Patient Advocate Designation
In Michigan, a person (the patient) may appoint another person (the patient advocate) to make some or all of the care, custody and medical treatment decisions on the patient’s behalf in the case of that patient’s disability and inability to make and/or communicate such decisions on behalf of him or herself.
Due to the federal Patient Self Determination Act, which requires all health care facilities receiving Medicare or Medicaid money to inform patients of their rights regarding health care decision making, many nursing homes now require that a newly admitted patient either have an effective Medical Power of Attorney or a court-appointed guardian so that medical decisions can continue to be made on behalf of the patient even if the patient loses the capacity to do so. This is in spite of the fact that the laws in Michigan do not allow a guardian to make medical treatment decisions which are allowed under the patient advocate designation.
While many refer to this document as a “Living Will”, it is not under Michigan law the same thing. A “Living Will” does not designate an advocate, or individual to speak for you on your medical care choices when you are unable to do so, it merely sets forth your philosophies and describes the types of medical treatment that you wish to receive or refuse in the event of incapacity. Michigan court decisions require more.

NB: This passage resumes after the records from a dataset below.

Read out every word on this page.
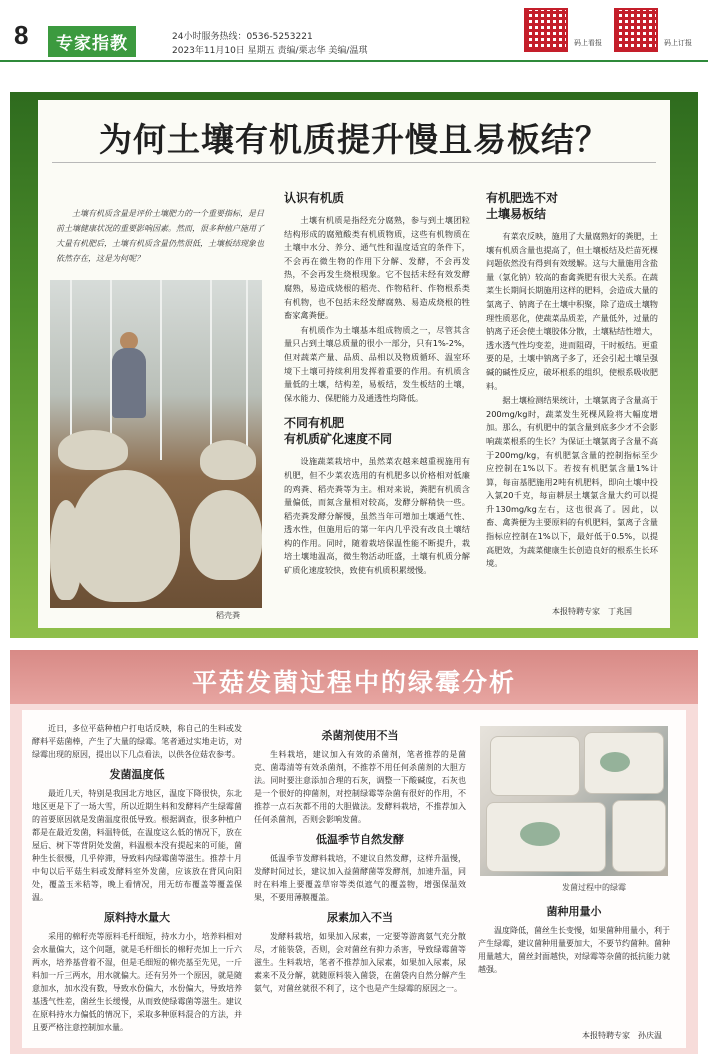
8	专家指教	24小时服务热线：0536-5253221
2023年11月10日 星期五 责编/栗志华 美编/温琪
码上看报	码上订报
为何土壤有机质提升慢且易板结？
土壤有机质含量是评价土壤肥力的一个重要指标，是目前土壤健康状况的重要影响因素。然而，很多种植户施用了大量有机肥后，土壤有机质含量仍然很低，土壤板结现象也依然存在，这是为何呢？
稻壳粪
认识有机质

土壤有机质是指经充分腐熟，参与到土壤团粒结构形成的腐殖酸类有机质物质，这些有机物质在土壤中水分、养分、通气性和温度适宜的条件下，不会再在微生物的作用下分解、发酵，不会再发热，不会再发生烧根现象。它不包括未经有效发酵腐熟，易造成烧根的稻壳、作物秸秆、作物根系类有机物，也不包括未经发酵腐熟、易造成烧根的牲畜家禽粪便。

有机质作为土壤基本组成物质之一，尽管其含量只占到土壤总质量的很小一部分，只有1%-2%，但对蔬菜产量、品质、品相以及物质循环、温室环境下土壤可持续利用发挥着重要的作用。有机质含量低的土壤，结构差，易板结，发生板结的土壤，保水能力、保肥能力及通透性均降低。

不同有机肥
有机质矿化速度不同

设施蔬菜栽培中，虽然菜农越来越重视施用有机肥，但不少菜农选用的有机肥多以价格相对低廉的鸡粪、稻壳粪等为主。相对来说，粪肥有机质含量偏低，而氮含量相对较高，发酵分解稍快一些。稻壳粪发酵分解慢，虽然当年可增加土壤通气性、透水性，但施用后的第一年内几乎没有改良土壤结构的作用。同时，随着栽培保温性能不断提升，栽培土壤地温高，微生物活动旺盛，土壤有机质分解矿质化速度较快，致使有机质积累缓慢。

有机肥选不对
土壤易板结

有菜农反映，施用了大量腐熟好的粪肥，土壤有机质含量也提高了，但土壤板结及烂苗死棵问题依然没有得到有效缓解。这与大量施用含盐量（氯化钠）较高的畜禽粪肥有很大关系。在蔬菜生长期间长期施用这样的肥料，会造成大量的氯离子、钠离子在土壤中积聚，除了造成土壤物理性质恶化，使蔬菜品质差，产量低外，过量的钠离子还会使土壤胶体分散，土壤粘结性增大，透水透气性均变差，进而阻碍，干时板结。更重要的是，土壤中钠离子多了，还会引起土壤呈强碱的碱性反应，破坏根系的组织，使根系吸收肥料。

据土壤检测结果统计，土壤氯离子含量高于200mg/kg时，蔬菜发生死棵风险将大幅度增加。那么，有机肥中的氯含量到底多少才不会影响蔬菜根系的生长？为保证土壤氯离子含量不高于200mg/kg，有机肥氯含量的控制指标至少应控制在1%以下。若按有机肥氯含量1%计算，每亩基肥施用2吨有机肥料，即向土壤中投入氯20千克，每亩耕层土壤氯含量大约可以提升130mg/kg左右，这也很高了。因此，以畜、禽粪便为主要原料的有机肥料，氯离子含量指标应控制在1%以下，最好低于0.5%，以提高肥效，为蔬菜健康生长创造良好的根系生长环境。

本报特聘专家　丁兆国
平菇发菌过程中的绿霉分析

近日，多位平菇种植户打电话反映，称自己的生料或发酵料平菇菌棒，产生了大量的绿霉。笔者通过实地走访，对绿霉出现的原因，提出以下几点看法，以供各位菇农参考。

发菌温度低

最近几天，特别是我国北方地区，温度下降很快，东北地区更是下了一场大雪，所以近期生料和发酵料产生绿霉菌的首要原因就是发菌温度很低导致。根据调查，很多种植户都是在最近发菌，料温特低，在温度这么低的情况下，放在屋后、树下等背阴处发菌，料温根本没有提起来的可能，菌种生长很慢，几乎停滞，导致料内绿霉菌等滋生。推荐十月中旬以后平菇生料或发酵料室外发菌，应该放在背风向阳处，覆盖玉米秸等，晚上看情况，用无纺布覆盖等覆盖保温。

原料持水量大

采用的棉籽壳等原料毛杆细短，持水力小，培养料相对会水量偏大，这个问题，就是毛杆细长的棉籽壳加上一斤六两水，培养基营着不湿，但是毛细短的棉壳基至先见，一斤料加一斤三两水，用水就偏大。还有另外一个原因，就是随意加水，加水没有数，导致水份偏大，水份偏大，导致培养基透气性差，菌丝生长缓慢，从而致使绿霉菌等滋生。建议在原料持水力偏低的情况下，采取多种原料混合的方法，并且要严格注意控制加水量。

杀菌剂使用不当

生料栽培，建议加入有效的杀菌剂，笔者推荐的是菌克、菌毒清等有效杀菌剂，不推荐不用任何杀菌剂的大胆方法。同时要注意添加合理的石灰，调整一下酸碱度，石灰也是一个很好的抑菌剂，对控制绿霉等杂菌有很好的作用，不推荐一点石灰都不用的大胆做法。发酵料栽培，不推荐加入任何杀菌剂，否则会影响发菌。

低温季节自然发酵

低温季节发酵料栽培，不建议自然发酵，这样升温慢，发酵时间过长，建议加入益菌酵菌等发酵剂，加速升温，同时在料堆上要覆盖草帘等类似遮气的覆盖物，增强保温效果，不要用薄膜覆盖。

尿素加入不当

发酵料栽培，如果加入尿素，一定要等游离氨气充分散尽，才能装袋，否则，会对菌丝有抑力杀害，导致绿霉菌等滋生。生料栽培，笔者不推荐加入尿素，如果加入尿素，尿素来不及分解，就随原料装入菌袋，在菌袋内自然分解产生氨气，对菌丝就很不利了，这个也是产生绿霉的原因之一。

发菌过程中的绿霉
菌种用量小

温度降低，菌丝生长变慢，如果菌种用量小，利于产生绿霉，建议菌种用量要加大，不要节约菌种。菌种用量越大，菌丝封面越快，对绿霉等杂菌的抵抗能力就越强。

本报特聘专家　孙庆温
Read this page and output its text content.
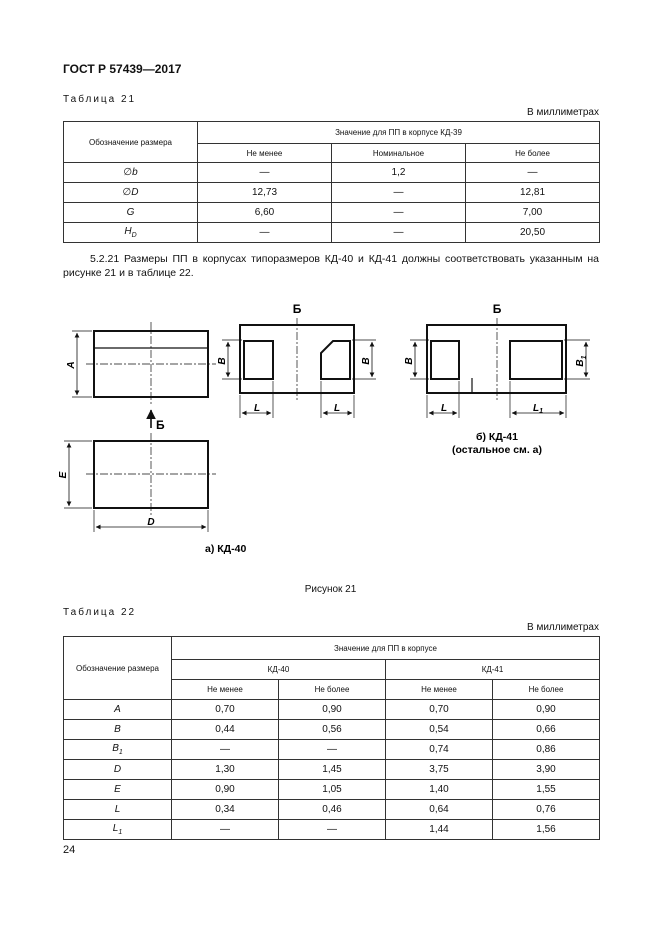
ГОСТ Р 57439—2017
Таблица 21
В миллиметрах
Обозначение размера	Значение для ПП в корпусе КД-39		
	Не менее	Номинальное	Не более
∅b	—	1,2	—
∅D	12,73	—	12,81
G	6,60	—	7,00
$H_D$	—	—	20,50
5.2.21 Размеры ПП в корпусах типоразмеров КД-40 и КД-41 должны соответствовать указанным на рисунке 21 и в таблице 22.
A
Б
E
D
а) КД-40
Б
B	B
L	L
Б
B	$B_1$
L	$L_1$
б) КД-41
(остальное см. а)
Рисунок 21
Таблица 22
В миллиметрах
Обозначение размера	Значение для ПП в корпусе			
	КД-40		КД-41	
	Не менее	Не более	Не менее	Не более
A	0,70	0,90	0,70	0,90
B	0,44	0,56	0,54	0,66
$B_1$	—	—	0,74	0,86
D	1,30	1,45	3,75	3,90
E	0,90	1,05	1,40	1,55
L	0,34	0,46	0,64	0,76
$L_1$	—	—	1,44	1,56
24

It is recommended that the Medical Power of Attorney, or Designation of Patient Advocate that complies with the State of Michigan laws be drafted and signed to provide the maximum assurance of protection in the event of your incapacity to make or communicate your medical preferences.
What should you consider when selecting a Patient Advocate?
You should select that individual that you trust to supervise your medical care and to follow your wishes even if those are not the choices that he or she would make. For this reason, it may be necessary to look beyond you parents or children for such an advocate. You may find that a close friend or a sibling is the better selection.
Whoever you choose, you must take the time to sit down and discuss this matter with him or her. Tell them what your philosophy is for medical care today and at the end of your lifetime. Give them enough information so that they feel comfortable with what your decisions would be.